Like a fictional character in the film "Good Will Hunting," the young George Dantzig once solved a problem on a blackboard that had stumped veteran mathematicians.
As a graduate student at the University of California Berkeley in 1939, Dantzig arrived late to class one day and copied two problems from a blackboard. After struggling with what he thought was a difficult homework assignment, he submitted his work to the eminent statistician Jerzy Neyman. Six weeks later on a Sunday at 8 AM, Neyman excitedly awoke Dantzig to say he had written an introduction to Dantzig's paper. It turned out that Dantzig had found solutions to two famous, previously unsolved statistical problems.
George B. Dantzig is considered the father of linear programming and a founder of operations research. In 1947, he recognized that a broad and important class of planning and operational problems that continually arise in the public and private sectors can be stated mathematically in a new form that he termed a linear program. His results and a computational procedure called the simplex method for the first time enabled governmental and industrial managers to structure and solve extremely complex resource problems. The development of these methods coincided with the appearance of the first computers and led to an explosion in applications that managers could use to compare large numbers of independent courses of action.
A mentor to generations of mathematicians, Dr.
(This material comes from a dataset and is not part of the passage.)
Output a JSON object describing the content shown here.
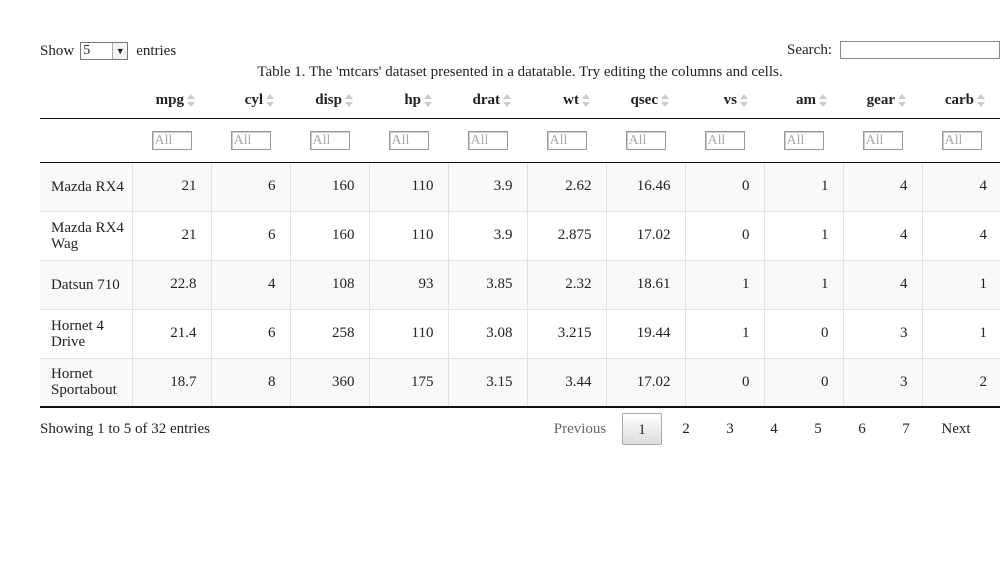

Dantzig has received copious honors, including the National Medal of Science in 1975. His disciples have argued that he should be awarded the Nobel Prize in Economics.
INFORMS will hold its national convention at the Philadelphia Marriott Hotel from Sunday, November 7 to Wednesday, November 10. The theme is "ORMS and the Quality of Life." Additional information about the conference, including a full list of workshops, is at http://www2.informs.org/Conf/Philadelphia99/ and http://www2.informs.org/Press.
The Institute for Operations Research and the Management Sciences (INFORMS) is an international scientific society with 12,000 members, including Nobel Prize laureates, dedicated to applying scientific methods to help improve decision-making, management, and operations. Members of INFORMS work primarily in business, government, and academia. They are represented in fields as diverse as airlines, health care, law enforcement, the military, the stock market, and telecommunications.